Sounds of Trauma: Naga Song Responses to Political Conflict
Ein Forschungsprojekt am MMRC, gefördert vom FWF Österreischischer Wissenschaftsfonds
Kurzbeschreibung:
Wie wird Musik zum Mittel der Artikulation unterdrückter politischer Ansichten und der Verarbeitung von Traumata aus kolonialen und postkolonialen Konflikten, die von exzessiver militärischer Gewalt geprägt waren?
Das Projekt untersucht diese Frage aus einer interdisziplinären Perspektive am Beispiel der Nagas, einer südasiatischen ethnischen Minderheit, indem Ethnomusikologie, Oral History, Traumaforschung und postkoloniale Studien verbunden werden. Seit Generationen leben zahlreiche kulturell unterschiedliche Naga-Völker im östlichen Himalayagebiet in einer Region, die heute den indischen Bundesstaat Nagaland sowie Teile von Assam, Manipur, Arunachal Pradesh und des nördlichen Myanmar umfasst. Seit 1832 hat diese Region durch Kolonisierung, Missionierung und westliche Einflüsse tiefgreifende soziale, kulturelle und politische Veränderungen erlebt. Zudem gingen koloniale und postkoloniale Konflikte oft mit militärischen Interventionen einher, die den Nagas großes Leid brachten. So kämpften nach einem Jahrhundert gewaltsamer britischer Kolonisation britische und japanische Truppen während des Zweiten Weltkriegs in der Region, was Naga-Dörfer zwischen die Frontlinien brachte. Nach der Unabhängigkeit Indiens im Jahr 1947 führten die Forderungen des Naga National Congress und seiner Nachfolgeorganisationen nach einem souveränen Naga-Staat zu einem sechs Jahrzehnte dauernden Konflikt zwischen Aufständischen und der indischen Regierung. Während dieser Zeit bestrafte das indische Militär die Unterstützung der Zivilbevölkerung für die Aufständischen, indem ganze Dörfer abgebrannt und Bewohner:innen in Lager verschleppt wurden, während andere Familien jahrelang im Dschungel lebten oder ins Ausland flohen.

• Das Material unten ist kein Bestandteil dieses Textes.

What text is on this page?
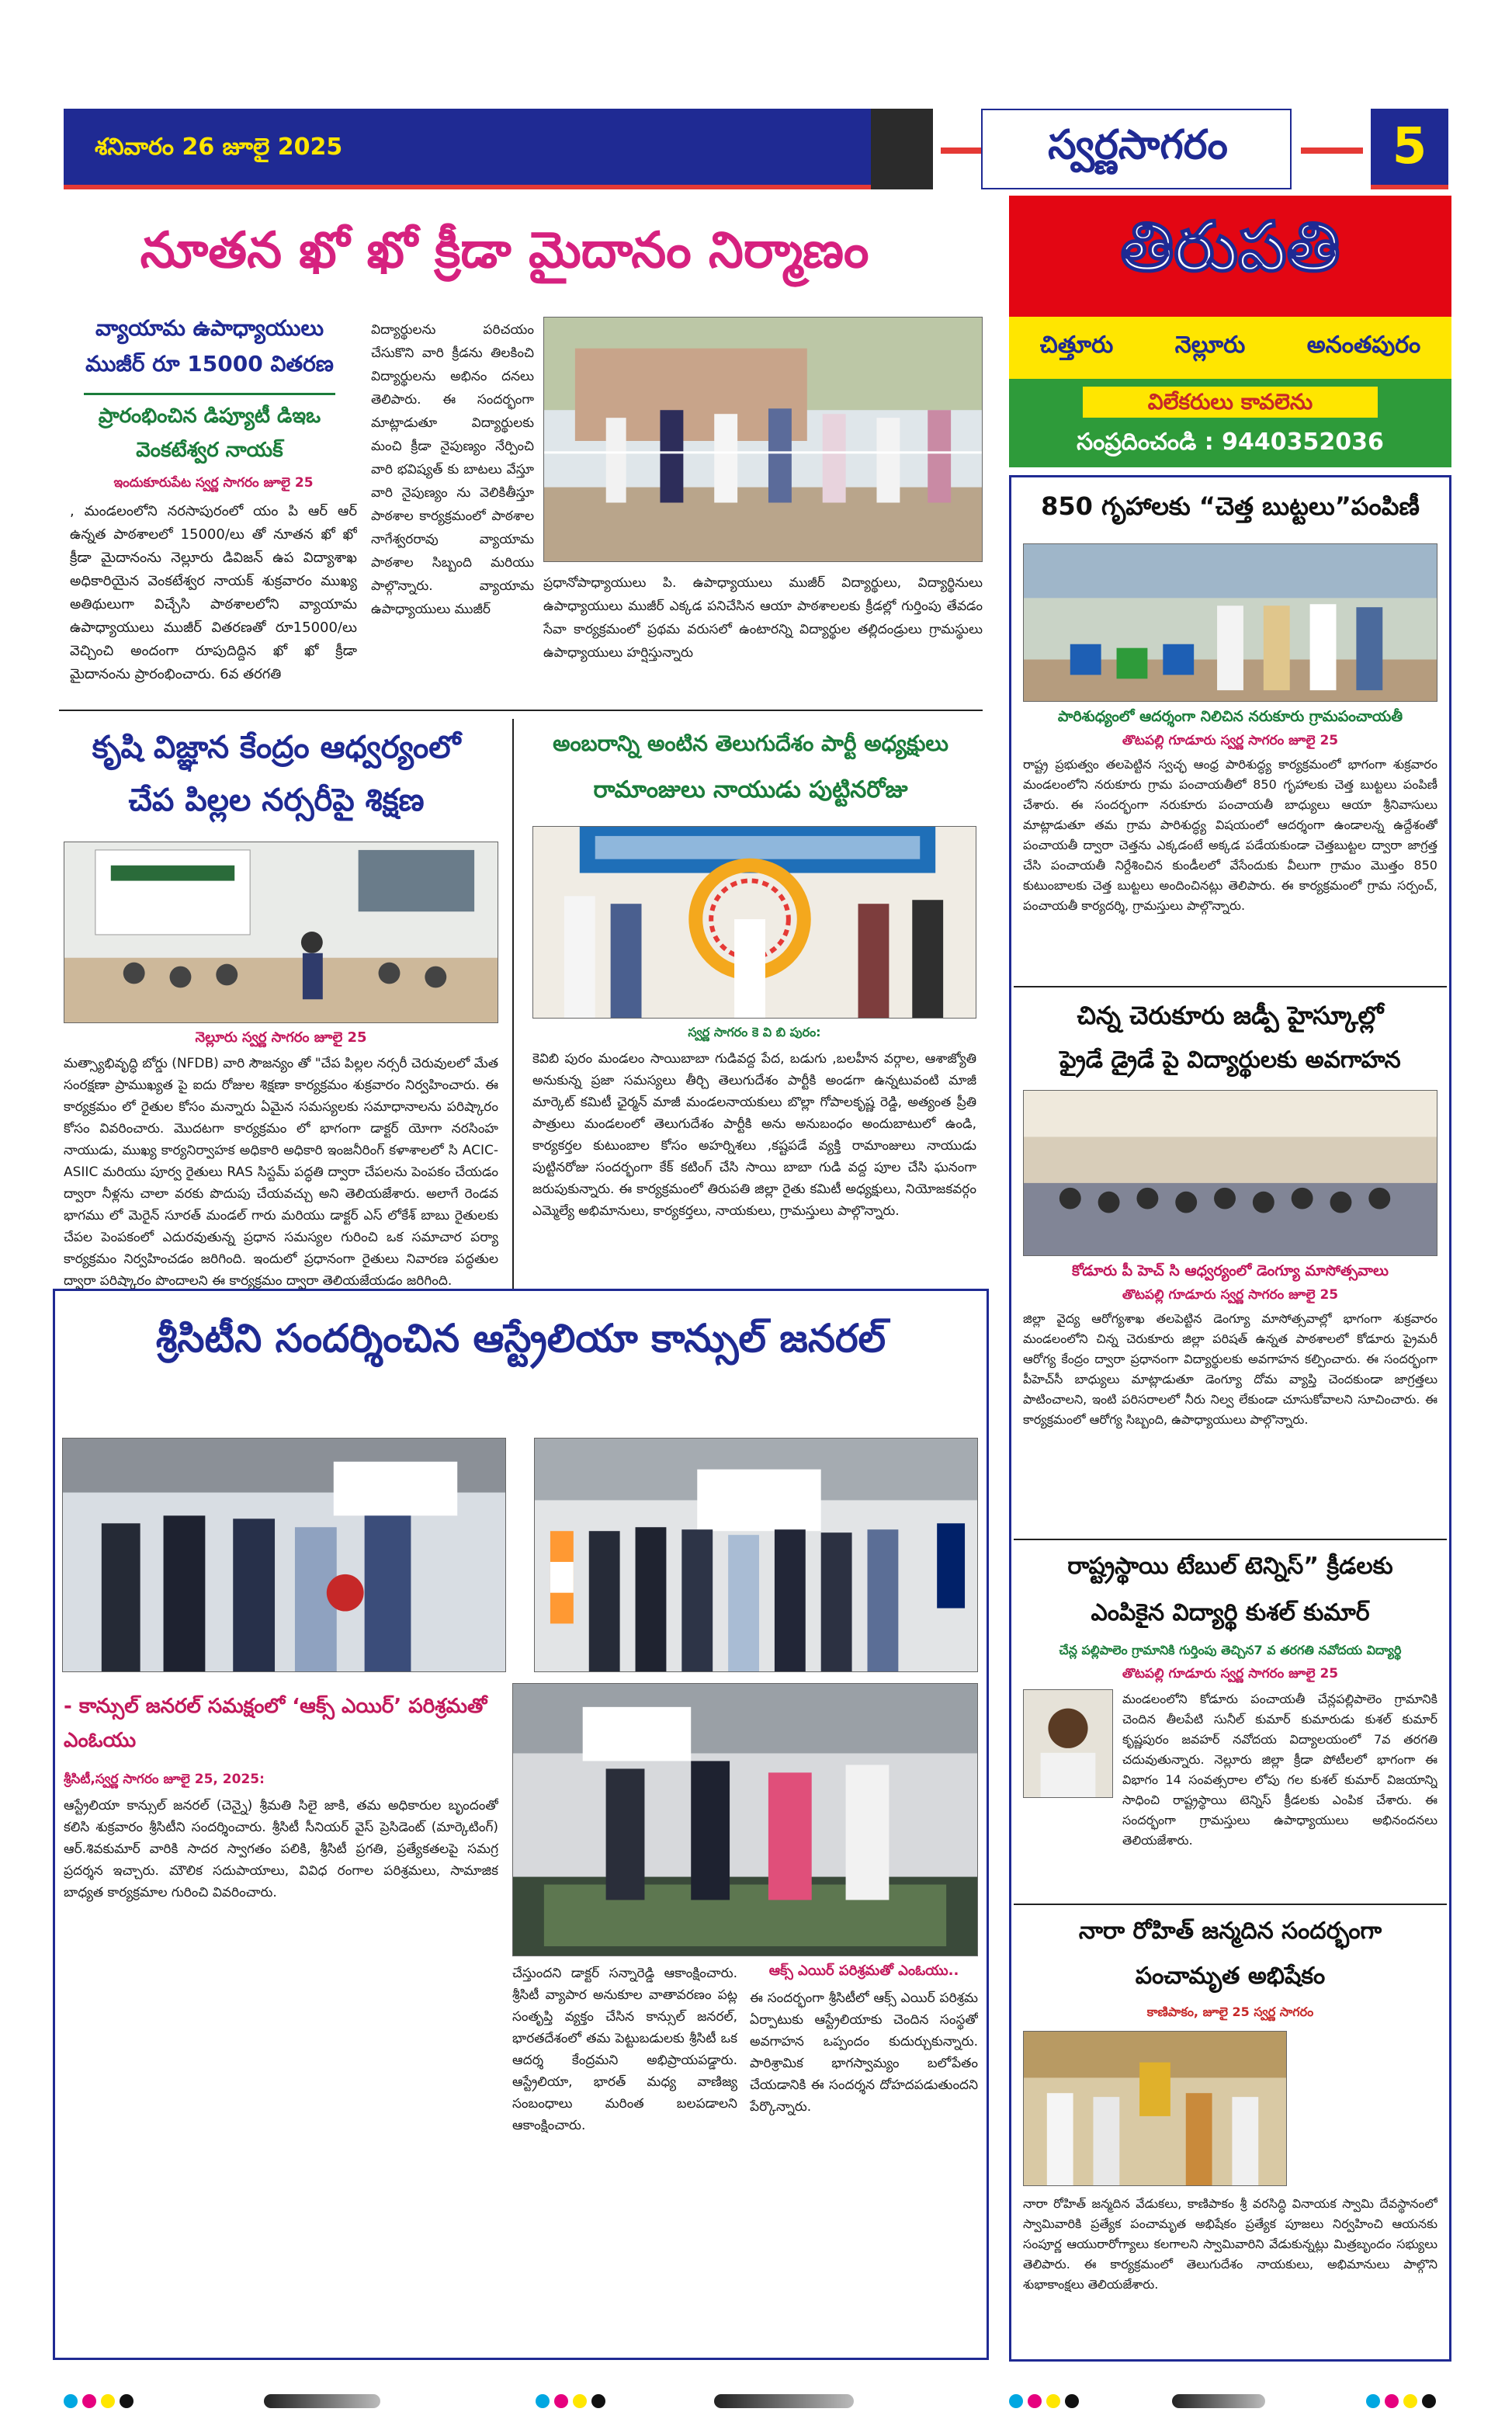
శనివారం 26 జూలై 2025	స్వర్ణసాగరం	5
నూతన ఖో ఖో క్రీడా మైదానం నిర్మాణం
వ్యాయామ ఉపాధ్యాయులు ముజీర్ రూ 15000 వితరణ
ప్రారంభించిన డిప్యూటీ డిఇఒ వెంకటేశ్వర నాయక్
ఇందుకూరుపేట స్వర్ణ సాగరం జూలై 25
, మండలంలోని నరసాపురంలో యం పి ఆర్ ఆర్ ఉన్నత పాఠశాలలో 15000/లు తో నూతన ఖో ఖో క్రీడా మైదానంను నెల్లూరు డివిజన్ ఉప విద్యాశాఖ అధికారియైన వెంకటేశ్వర నాయక్ శుక్రవారం ముఖ్య అతిథులుగా విచ్చేసి పాఠశాలలోని వ్యాయామ ఉపాధ్యాయులు ముజీర్ వితరణతో రూ15000/లు వెచ్చించి అందంగా రూపుదిద్దిన ఖో ఖో క్రీడా మైదానంను ప్రారంభించారు. 6వ తరగతి
విద్యార్థులను పరిచయం చేసుకొని వారి క్రీడను తిలకించి విద్యార్థులను అభినం దనలు తెలిపారు. ఈ సందర్భంగా మాట్లాడుతూ విద్యార్థులకు మంచి క్రీడా నైపుణ్యం నేర్పించి వారి భవిష్యత్ కు బాటలు వేస్తూ వారి నైపుణ్యం ను వెలికితీస్తూ పాఠశాల కార్యక్రమంలో పాఠశాల నాగేశ్వరరావు వ్యాయామ పాఠశాల సిబ్బంది మరియు పాల్గొన్నారు. వ్యాయామ ఉపాధ్యాయులు ముజీర్
ప్రధానోపాధ్యాయులు పి. ఉపాధ్యాయులు ముజీర్ విద్యార్థులు, విద్యార్థినులు ఉపాధ్యాయులు ముజీర్ ఎక్కడ పనిచేసిన ఆయా పాఠశాలలకు క్రీడల్లో గుర్తింపు తేవడం సేవా కార్యక్రమంలో ప్రథమ వరుసలో ఉంటారన్ని విద్యార్థుల తల్లిదండ్రులు గ్రామస్థులు ఉపాధ్యాయులు హర్షిస్తున్నారు
కృషి విజ్ఞాన కేంద్రం ఆధ్వర్యంలో
చేప పిల్లల నర్సరీపై శిక్షణ
నెల్లూరు స్వర్ణ సాగరం జూలై 25
మత్స్యాభివృద్ధి బోర్డు (NFDB) వారి సౌజన్యం తో "చేప పిల్లల నర్సరీ చెరువులలో మేత సంరక్షణా ప్రాముఖ్యత పై ఐదు రోజుల శిక్షణా కార్యక్రమం శుక్రవారం నిర్వహించారు. ఈ కార్యక్రమం లో రైతుల కోసం మన్నారు ఏమైన సమస్యలకు సమాధానాలను పరిష్కారం కోసం వివరించారు. మొదటగా కార్యక్రమం లో భాగంగా డాక్టర్ యోగా నరసింహ నాయుడు, ముఖ్య కార్యనిర్వాహక అధికారి అధికారి ఇంజనీరింగ్ కళాశాలలో సి ACIC- ASIIC మరియు పూర్వ రైతులు RAS సిస్టమ్ పద్ధతి ద్వారా చేపలను పెంపకం చేయడం ద్వారా నీళ్లను చాలా వరకు పొదుపు చేయవచ్చు అని తెలియజేశారు. అలాగే రెండవ భాగము లో మెరైన్ సూరత్ మండల్ గారు మరియు డాక్టర్ ఎస్ లోకేశ్ బాబు రైతులకు చేపల పెంపకంలో ఎదురవుతున్న ప్రధాన సమస్యల గురించి ఒక సమాచార పర్యా కార్యక్రమం నిర్వహించడం జరిగింది. ఇందులో ప్రధానంగా రైతులు నివారణ పద్ధతుల ద్వారా పరిష్కారం పొందాలని ఈ కార్యక్రమం ద్వారా తెలియజేయడం జరిగింది.
అంబరాన్ని అంటిన తెలుగుదేశం పార్టీ అధ్యక్షులు
రామాంజులు నాయుడు పుట్టినరోజు
స్వర్ణ సాగరం కె వి బి పురం:
కెవిబి పురం మండలం సాయిబాబా గుడివద్ద పేద, బడుగు ,బలహీన వర్గాల, ఆశాజ్యోతి అనుకున్న ప్రజా సమస్యలు తీర్చి తెలుగుదేశం పార్టీకి అండగా ఉన్నటువంటి మాజీ మార్కెట్ కమిటీ ఛైర్మన్ మాజీ మండలనాయకులు బొల్లా గోపాలకృష్ణ రెడ్డి, అత్యంత ప్రీతి పాత్రులు మండలంలో తెలుగుదేశం పార్టీకి అను అనుబంధం అందుబాటులో ఉండి, కార్యకర్తల కుటుంబాల కోసం అహర్నిశలు ,కష్టపడే వ్యక్తి రామాంజులు నాయుడు పుట్టినరోజు సందర్భంగా కేక్ కటింగ్ చేసి సాయి బాబా గుడి వద్ద పూల చేసి ఘనంగా జరుపుకున్నారు. ఈ కార్యక్రమంలో తిరుపతి జిల్లా రైతు కమిటీ అధ్యక్షులు, నియోజకవర్గం ఎమ్మెల్యే అభిమానులు, కార్యకర్తలు, నాయకులు, గ్రామస్తులు పాల్గొన్నారు.
శ్రీసిటీని సందర్శించిన ఆస్ట్రేలియా కాన్సుల్ జనరల్
- కాన్సుల్ జనరల్ సమక్షంలో ‘ఆక్స్ ఎయిర్’ పరిశ్రమతో ఎంఓయు
శ్రీసిటీ,స్వర్ణ సాగరం జూలై 25, 2025:
ఆస్ట్రేలియా కాన్సుల్ జనరల్ (చెన్నై) శ్రీమతి సిలై జాకి, తమ అధికారుల బృందంతో కలిసి శుక్రవారం శ్రీసిటీని సందర్శించారు. శ్రీసిటీ సీనియర్ వైస్ ప్రెసిడెంట్ (మార్కెటింగ్) ఆర్.శివకుమార్ వారికి సాదర స్వాగతం పలికి, శ్రీసిటీ ప్రగతి, ప్రత్యేకతలపై సమగ్ర ప్రదర్శన ఇచ్చారు. మౌలిక సదుపాయాలు, వివిధ రంగాల పరిశ్రమలు, సామాజిక బాధ్యత కార్యక్రమాల గురించి వివరించారు.
చేస్తుందని డాక్టర్ సన్నారెడ్డి ఆకాంక్షించారు. శ్రీసిటీ వ్యాపార అనుకూల వాతావరణం పట్ల సంతృప్తి వ్యక్తం చేసిన కాన్సుల్ జనరల్, భారతదేశంలో తమ పెట్టుబడులకు శ్రీసిటీ ఒక ఆదర్శ కేంద్రమని అభిప్రాయపడ్డారు. ఆస్ట్రేలియా, భారత్ మధ్య వాణిజ్య సంబంధాలు మరింత బలపడాలని ఆకాంక్షించారు.
ఆక్స్ ఎయిర్ పరిశ్రమతో ఎంఓయు..
ఈ సందర్భంగా శ్రీసిటీలో ఆక్స్ ఎయిర్ పరిశ్రమ ఏర్పాటుకు ఆస్ట్రేలియాకు చెందిన సంస్థతో అవగాహన ఒప్పందం కుదుర్చుకున్నారు. పారిశ్రామిక భాగస్వామ్యం బలోపేతం చేయడానికి ఈ సందర్శన దోహదపడుతుందని పేర్కొన్నారు.
తిరుపతి
చిత్తూరు	నెల్లూరు	అనంతపురం
విలేకరులు కావలెను
సంప్రదించండి : 9440352036
850 గృహాలకు “చెత్త బుట్టలు”పంపిణీ
పారిశుధ్యంలో ఆదర్శంగా నిలిచిన నరుకూరు గ్రామపంచాయతీ
తొటపల్లి గూడూరు స్వర్ణ సాగరం జూలై 25
రాష్ట్ర ప్రభుత్వం తలపెట్టిన స్వచ్ఛ ఆంధ్ర పారిశుద్ధ్య కార్యక్రమంలో భాగంగా శుక్రవారం మండలంలోని నరుకూరు గ్రామ పంచాయతీలో 850 గృహాలకు చెత్త బుట్టలు పంపిణీ చేశారు. ఈ సందర్భంగా నరుకూరు పంచాయతీ బాధ్యులు ఆయా శ్రీనివాసులు మాట్లాడుతూ తమ గ్రామ పారిశుద్ధ్య విషయంలో ఆదర్శంగా ఉండాలన్న ఉద్దేశంతో పంచాయతీ ద్వారా చెత్తను ఎక్కడంటే అక్కడ పడేయకుండా చెత్తబుట్టల ద్వారా జాగ్రత్త చేసి పంచాయతీ నిర్దేశించిన కుండీలలో వేసేందుకు వీలుగా గ్రామం మొత్తం 850 కుటుంబాలకు చెత్త బుట్టలు అందించినట్లు తెలిపారు. ఈ కార్యక్రమంలో గ్రామ సర్పంచ్, పంచాయతీ కార్యదర్శి, గ్రామస్తులు పాల్గొన్నారు.
చిన్న చెరుకూరు జడ్పీ హైస్కూల్లో
ఫ్రైడే డ్రైడే పై విద్యార్థులకు అవగాహన
కోడూరు పీ హెచ్ సి ఆధ్వర్యంలో డెంగ్యూ మాసోత్సవాలు
తొటపల్లి గూడూరు స్వర్ణ సాగరం జూలై 25
జిల్లా వైద్య ఆరోగ్యశాఖ తలపెట్టిన డెంగ్యూ మాసోత్సవాల్లో భాగంగా శుక్రవారం మండలంలోని చిన్న చెరుకూరు జిల్లా పరిషత్ ఉన్నత పాఠశాలలో కోడూరు ప్రైమరీ ఆరోగ్య కేంద్రం ద్వారా ప్రధానంగా విద్యార్థులకు అవగాహన కల్పించారు. ఈ సందర్భంగా పీహెచ్‌సీ బాధ్యులు మాట్లాడుతూ డెంగ్యూ దోమ వ్యాప్తి చెందకుండా జాగ్రత్తలు పాటించాలని, ఇంటి పరిసరాలలో నీరు నిల్వ లేకుండా చూసుకోవాలని సూచించారు. ఈ కార్యక్రమంలో ఆరోగ్య సిబ్బంది, ఉపాధ్యాయులు పాల్గొన్నారు.
రాష్ట్రస్థాయి టేబుల్ టెన్నిస్” క్రీడలకు
ఎంపికైన విద్యార్థి కుశల్ కుమార్
చేన్ల పల్లిపాలెం గ్రామానికి గుర్తింపు తెచ్చిన7 వ తరగతి నవోదయ విద్యార్థి
తొటపల్లి గూడూరు స్వర్ణ సాగరం జూలై 25
మండలంలోని కోడూరు పంచాయతీ చేన్లపల్లిపాలెం గ్రామానికి చెందిన తీలపేటి సునీల్ కుమార్ కుమారుడు కుశల్ కుమార్ కృష్ణపురం జవహర్ నవోదయ విద్యాలయంలో 7వ తరగతి చదువుతున్నారు. నెల్లూరు జిల్లా క్రీడా పోటీలలో భాగంగా ఈ విభాగం 14 సంవత్సరాల లోపు గల కుశల్ కుమార్ విజయాన్ని సాధించి రాష్ట్రస్థాయి టెన్నిస్ క్రీడలకు ఎంపిక చేశారు. ఈ సందర్భంగా గ్రామస్తులు ఉపాధ్యాయులు అభినందనలు తెలియజేశారు.
నారా రోహిత్ జన్మదిన సందర్భంగా
పంచామృత అభిషేకం
కాణిపాకం, జూలై 25 స్వర్ణ సాగరం
నారా రోహిత్ జన్మదిన వేడుకలు, కాణిపాకం శ్రీ వరసిద్ధి వినాయక స్వామి దేవస్థానంలో స్వామివారికి ప్రత్యేక పంచామృత అభిషేకం ప్రత్యేక పూజలు నిర్వహించి ఆయనకు సంపూర్ణ ఆయురారోగ్యాలు కలగాలని స్వామివారిని వేడుకున్నట్లు మిత్రబృందం సభ్యులు తెలిపారు. ఈ కార్యక్రమంలో తెలుగుదేశం నాయకులు, అభిమానులు పాల్గొని శుభాకాంక్షలు తెలియజేశారు.
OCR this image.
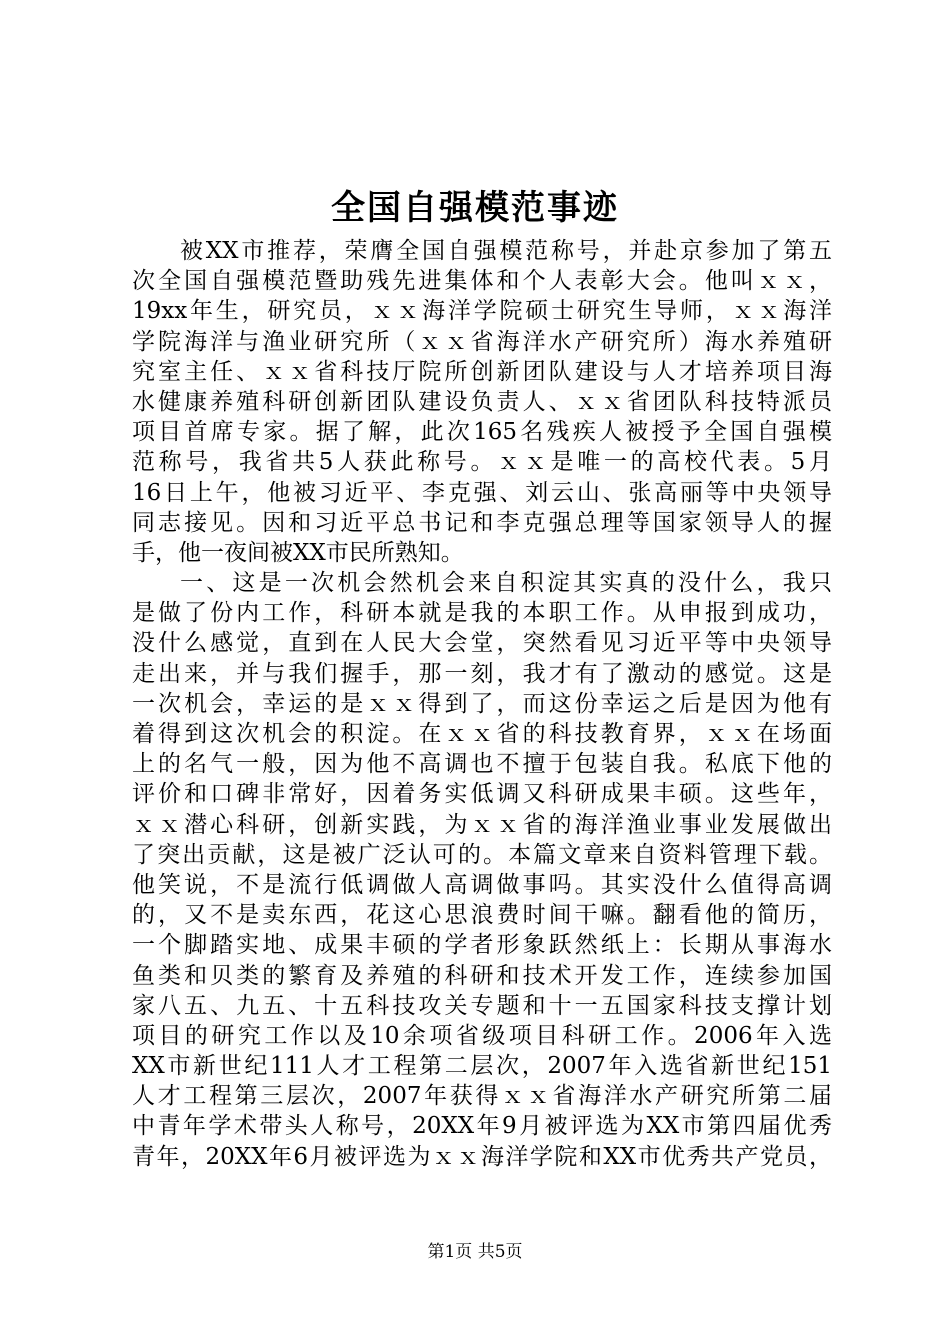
全国自强模范事迹
被XX市推荐，荣膺全国自强模范称号，并赴京参加了第五
次全国自强模范暨助残先进集体和个人表彰大会。他叫ｘｘ，
19xx年生，研究员，ｘｘ海洋学院硕士研究生导师，ｘｘ海洋
学院海洋与渔业研究所（ｘｘ省海洋水产研究所）海水养殖研
究室主任、ｘｘ省科技厅院所创新团队建设与人才培养项目海
水健康养殖科研创新团队建设负责人、ｘｘ省团队科技特派员
项目首席专家。据了解，此次165名残疾人被授予全国自强模
范称号，我省共5人获此称号。ｘｘ是唯一的高校代表。5月
16日上午，他被习近平、李克强、刘云山、张高丽等中央领导
同志接见。因和习近平总书记和李克强总理等国家领导人的握
手，他一夜间被XX市民所熟知。
一、这是一次机会然机会来自积淀其实真的没什么，我只
是做了份内工作，科研本就是我的本职工作。从申报到成功，
没什么感觉，直到在人民大会堂，突然看见习近平等中央领导
走出来，并与我们握手，那一刻，我才有了激动的感觉。这是
一次机会，幸运的是ｘｘ得到了，而这份幸运之后是因为他有
着得到这次机会的积淀。在ｘｘ省的科技教育界，ｘｘ在场面
上的名气一般，因为他不高调也不擅于包装自我。私底下他的
评价和口碑非常好，因着务实低调又科研成果丰硕。这些年，
ｘｘ潜心科研，创新实践，为ｘｘ省的海洋渔业事业发展做出
了突出贡献，这是被广泛认可的。本篇文章来自资料管理下载。
他笑说，不是流行低调做人高调做事吗。其实没什么值得高调
的，又不是卖东西，花这心思浪费时间干嘛。翻看他的简历，
一个脚踏实地、成果丰硕的学者形象跃然纸上：长期从事海水
鱼类和贝类的繁育及养殖的科研和技术开发工作，连续参加国
家八五、九五、十五科技攻关专题和十一五国家科技支撑计划
项目的研究工作以及10余项省级项目科研工作。2006年入选
XX市新世纪111人才工程第二层次，2007年入选省新世纪151
人才工程第三层次，2007年获得ｘｘ省海洋水产研究所第二届
中青年学术带头人称号，20XX年9月被评选为XX市第四届优秀
青年，20XX年6月被评选为ｘｘ海洋学院和XX市优秀共产党员，
第1页 共5页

Naga-Musiker:innen haben diese kolonialen und postkolonialen Zusammenstöße in Liedern über Freiheitskämpfer:innen, den Guerillakrieg der Naga-Armee, und das Streben nach nationaler Unabhängigkeit thematisiert. Anhand dieses Repertoires untersucht das Projekt durch Feldforschung und Online-Ethnografie die Art und Weise wie Lieder Unabhängigkeitsbewegungen der Nagas unterstützt haben. Es geht um die sozialen Milieus der Entstehung solcher Lieder, die Geschlechterrollen in Kompositions- und Aufführungsprozessen und wie die weltweite Verbreitung solcher Lieder über das Internet Zusammengehörigkeitsgefühle zwischen Naga-Völkern und ihrer Diaspora gefördert hat. Darüber hinaus untersucht das Projekt durch musikalische Analysen die Bedeutungen, Musikstile und indigenen ästhetischen Wahrnehmungen von politischen Liedern der Nagas anhand von Feldaufnahmen, Onlinequellen und historischen Aufnahmesammlungen. Durch die Kombination dieser methodischen Ansätze wird das Projekt Aufschluss darüber geben, welche Rolle Musik für Nagas bei der Verarbeitung historischer Traumata kolonialer und postkolonialer Repression gespielt hat und wie sozialer, kultureller und religiöser Wandel die Thematisierung politischer und militärischer Konflikte im Laufe der Zeit verändert hat.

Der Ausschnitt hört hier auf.